Posisi wafat Nabi pun disebutkan ada dua versi: pertama berada pada sandaran Aisyah dan kedua pada dada Ali bin Abu Thalib. Tempatnya di rumah Aisyah.

Yang menarik lagi pembahasan sebelum wafat Nabi, yaitu tentang pemberian obat dan permintaan untuk menyediakan tinta beserta kertas. Dibahas pula seorang sahabat yang menolak permintaan Nabi dan dengan berani mengucapkan Nabi mengigau kemudian menyatakan cukup Alquran sebagai pegangan, sebagai penolakan atas rencana penulisan wasiat oleh Nabi. Husein Munis membahasnya dan menyebutkan nama sahabat yang menolaknya (h.209-210). Sahabat yang menolak tersebut dan sahabat yang melakukan keributan itu diperintahkan oleh Nabi agar keluar dari rumah.

Disebutkan bahwa Nabi Muhammad saw wafat antara fajar dan dhuha. Saat wafat, Umar bin Khaththab dan Mughirah bin Syubah masuk pada kamar karena terdengar kaum wanita menangis. Setelah tampak Nabi terbaring kaku, Umar dan Mughirah keluar. Di hadapan orang-orang menyatakan bahwa Nabi tidak wafat tetapi sedang naik ke langit (mi'raj) kemudian nanti kembali lagi pada umat seperti Nabi Musa as (h.213-214).

Kabar wafat Rasulullah saw membuat warga Madinah berdatangan dan memadati rumah, sehingga jenazah Nabi masih belum diurus. Sampai besok harinya, dalam suasana duka, Abu Bakar datang dan masuk rumah kemudian keluar dari rumah dan menyampaikan pada orang-orang bahwa Nabi benar-benar telah wafat dengan mengutip Alquran surah Ali Imran ayat 144. Mendengar pernyataan Abu Bakar, Umar yang sempat tidak bisa mengendalikan diri menjadi sadar berkat pernyataan sahabatnya itu (h.219-222).

Tidak lama kemudian datang Mai'n bin Uday dan Uwaim bin Saidah menghampiri Abu Bakar kemudian mengajaknya untuk ke Saqifah Bani Saidah karena Saad bin Ubadah dari kaum Anshar akan diangkat pemimpin oleh kaum Khazraj. Uwaim termasuk tokoh kaum Aus yang tidak ingin kepemimpinan Madinah dipegang oleh kaum Khazraj dan Main termasuk tokoh dari kaum Aslum yang dekat Madinah (h.222-224). Dari pertemuan Saqifah ini dibaiat Abu Bakar sebagai khalifah dan Saad bin Ubadah dibawa pergi pendukungnya karena tidak ada yang membaiatnya.
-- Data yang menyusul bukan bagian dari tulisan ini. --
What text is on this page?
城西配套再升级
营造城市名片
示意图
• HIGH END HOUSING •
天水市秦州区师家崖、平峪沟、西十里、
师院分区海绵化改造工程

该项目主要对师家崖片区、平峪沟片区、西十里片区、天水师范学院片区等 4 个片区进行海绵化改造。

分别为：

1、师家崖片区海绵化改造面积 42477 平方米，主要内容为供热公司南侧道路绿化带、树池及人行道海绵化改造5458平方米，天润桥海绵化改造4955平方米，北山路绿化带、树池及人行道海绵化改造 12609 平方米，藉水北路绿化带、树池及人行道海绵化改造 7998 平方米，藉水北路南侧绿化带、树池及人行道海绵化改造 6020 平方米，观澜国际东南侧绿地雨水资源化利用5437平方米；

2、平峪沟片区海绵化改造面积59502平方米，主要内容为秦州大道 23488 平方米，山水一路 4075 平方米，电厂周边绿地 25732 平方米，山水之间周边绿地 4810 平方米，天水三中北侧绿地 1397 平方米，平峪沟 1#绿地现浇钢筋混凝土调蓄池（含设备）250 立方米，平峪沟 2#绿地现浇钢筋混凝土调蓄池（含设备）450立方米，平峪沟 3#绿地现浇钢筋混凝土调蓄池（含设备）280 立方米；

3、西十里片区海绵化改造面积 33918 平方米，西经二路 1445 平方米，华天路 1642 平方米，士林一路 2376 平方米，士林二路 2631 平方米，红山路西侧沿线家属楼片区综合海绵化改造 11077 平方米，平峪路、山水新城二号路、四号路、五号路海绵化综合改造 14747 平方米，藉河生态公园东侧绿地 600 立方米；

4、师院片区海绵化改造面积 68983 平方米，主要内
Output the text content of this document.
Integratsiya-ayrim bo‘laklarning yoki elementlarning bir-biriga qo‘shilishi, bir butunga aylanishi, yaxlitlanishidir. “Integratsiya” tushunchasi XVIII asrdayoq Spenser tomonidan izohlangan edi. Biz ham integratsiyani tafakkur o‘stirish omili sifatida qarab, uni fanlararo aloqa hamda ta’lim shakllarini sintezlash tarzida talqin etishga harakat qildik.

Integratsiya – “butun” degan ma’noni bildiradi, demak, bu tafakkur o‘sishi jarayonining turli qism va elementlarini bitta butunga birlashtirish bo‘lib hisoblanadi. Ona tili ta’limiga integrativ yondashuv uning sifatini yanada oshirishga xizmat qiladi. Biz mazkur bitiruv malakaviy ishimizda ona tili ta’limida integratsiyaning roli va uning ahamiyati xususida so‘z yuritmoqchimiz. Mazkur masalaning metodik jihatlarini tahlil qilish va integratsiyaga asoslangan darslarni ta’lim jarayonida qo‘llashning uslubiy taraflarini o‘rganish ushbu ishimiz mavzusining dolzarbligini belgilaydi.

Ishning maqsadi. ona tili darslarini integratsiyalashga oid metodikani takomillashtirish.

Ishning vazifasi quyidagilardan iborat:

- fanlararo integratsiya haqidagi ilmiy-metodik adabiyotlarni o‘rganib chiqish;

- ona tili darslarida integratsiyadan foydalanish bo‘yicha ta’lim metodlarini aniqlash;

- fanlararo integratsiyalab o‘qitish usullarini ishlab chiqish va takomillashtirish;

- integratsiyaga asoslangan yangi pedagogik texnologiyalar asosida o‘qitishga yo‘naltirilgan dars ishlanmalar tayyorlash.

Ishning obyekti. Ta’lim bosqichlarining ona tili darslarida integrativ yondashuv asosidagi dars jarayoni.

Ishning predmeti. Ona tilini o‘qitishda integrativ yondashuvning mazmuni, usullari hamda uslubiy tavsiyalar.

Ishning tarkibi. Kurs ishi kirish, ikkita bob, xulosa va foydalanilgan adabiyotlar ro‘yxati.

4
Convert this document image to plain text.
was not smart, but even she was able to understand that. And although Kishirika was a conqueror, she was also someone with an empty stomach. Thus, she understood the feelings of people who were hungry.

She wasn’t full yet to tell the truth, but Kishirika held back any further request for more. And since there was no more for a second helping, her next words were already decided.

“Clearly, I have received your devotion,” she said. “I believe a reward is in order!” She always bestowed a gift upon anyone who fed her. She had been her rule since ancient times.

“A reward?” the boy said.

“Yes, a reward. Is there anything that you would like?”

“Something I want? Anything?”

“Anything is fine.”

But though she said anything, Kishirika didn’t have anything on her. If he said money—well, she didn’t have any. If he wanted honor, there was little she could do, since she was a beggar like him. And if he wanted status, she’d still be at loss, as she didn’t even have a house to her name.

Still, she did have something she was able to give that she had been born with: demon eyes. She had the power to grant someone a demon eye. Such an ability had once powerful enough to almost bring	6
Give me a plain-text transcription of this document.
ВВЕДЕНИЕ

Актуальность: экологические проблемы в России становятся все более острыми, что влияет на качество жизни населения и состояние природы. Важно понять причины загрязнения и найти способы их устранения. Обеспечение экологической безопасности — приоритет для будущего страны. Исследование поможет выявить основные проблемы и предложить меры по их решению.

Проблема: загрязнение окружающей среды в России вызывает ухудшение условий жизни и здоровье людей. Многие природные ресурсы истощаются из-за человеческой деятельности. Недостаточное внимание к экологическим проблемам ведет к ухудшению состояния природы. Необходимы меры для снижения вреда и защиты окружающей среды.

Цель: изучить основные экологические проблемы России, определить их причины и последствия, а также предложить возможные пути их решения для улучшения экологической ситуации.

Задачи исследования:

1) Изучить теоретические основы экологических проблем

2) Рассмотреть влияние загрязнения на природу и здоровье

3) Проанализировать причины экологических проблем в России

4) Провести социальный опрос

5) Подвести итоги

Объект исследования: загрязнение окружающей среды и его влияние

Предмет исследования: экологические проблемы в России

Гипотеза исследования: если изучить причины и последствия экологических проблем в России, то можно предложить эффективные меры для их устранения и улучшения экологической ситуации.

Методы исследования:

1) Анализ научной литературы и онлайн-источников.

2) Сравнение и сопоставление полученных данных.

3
Disebutkan Nabi wafat hari Senin 12 Rabiul awwal 11 H. atau 8 Juni 632 M. dan pengurusan jenazah sampai penguburan dilakukan pada hari Rabu 14 Rabiul Awwal 11 H. oleh Ali bin Abu Thalib beserta keluarga Abbas bin Abdul Muthalib (h.240).

Jika mengikuti kronologi sejarah tersebut bahwa Nabi Muhammad Saw wafat hari senin dan pengurusan jenazah dilakukan hari rabu, maka perlu ditanyakan peran dan keberadaan orang-orang yang berada di sekitar rumah duka. Mengapa dibiarkan jenazah Nabi selama dua hari dan tidak segera diurus? Bukankah Ali bin Abu Thalib ra, Abbas bin Muthalib, Fadhl bin Abbas, dan keluarga Nabi tidak terlibat dalam peristiwa Saqifah, sehingga bisa segera mengurusnya? Ini perlu dicari jawabnya. Mengapa dibiarkan sampai dua hari dan tidak segera dikebumikan? Nah, ini perlu dikaji.

Sumber
Husein Mu’nis dalam buku "Dirasat fi Al-Sirah Al-Nabawiyah" ini di akhir buku tidak cantumkan daftar pustaka. Namun, dari tulisan di buku muncul rujukan (sumber) yang dikutip dan disebutkan dalam narasi berasal dari Shahih Bukhari, Shahih Muslim, Thabaqat Kubra Ibnu Saad, Al-Maghazi Al-Waqidi, Sirah Ibn Ishaq, Tarikh Thabari, Al-Baladzuri, Adz-Dzahabi, dan Bidayah wal Nihayah Ibnu Katsir. Hampir seluruhnya yang dirujuk kitab klasik dan tampaknya menghindar dari rujukan/buku sejarah yang ditulis oleh ulama dan sejarawan modern. Saya mengira Husein Mu’nis ingin lebih afdhal dalam analisa historis sehingga langsung pada rujukan induk.

Terakhir, ini saya kira soal sikap Husein Munis. Meski dia secara terang-terangan dalam buku Al-Sirah Al-Nabawiyah tidak ingin memakai buku sirah karya orientalis, tetapi ia sendiri membaca karya mereka dan mempelajari metodologi mereka serta menyebutkan dominasi kepentingan ideologi yang ada pada buku-buku karya orientalis.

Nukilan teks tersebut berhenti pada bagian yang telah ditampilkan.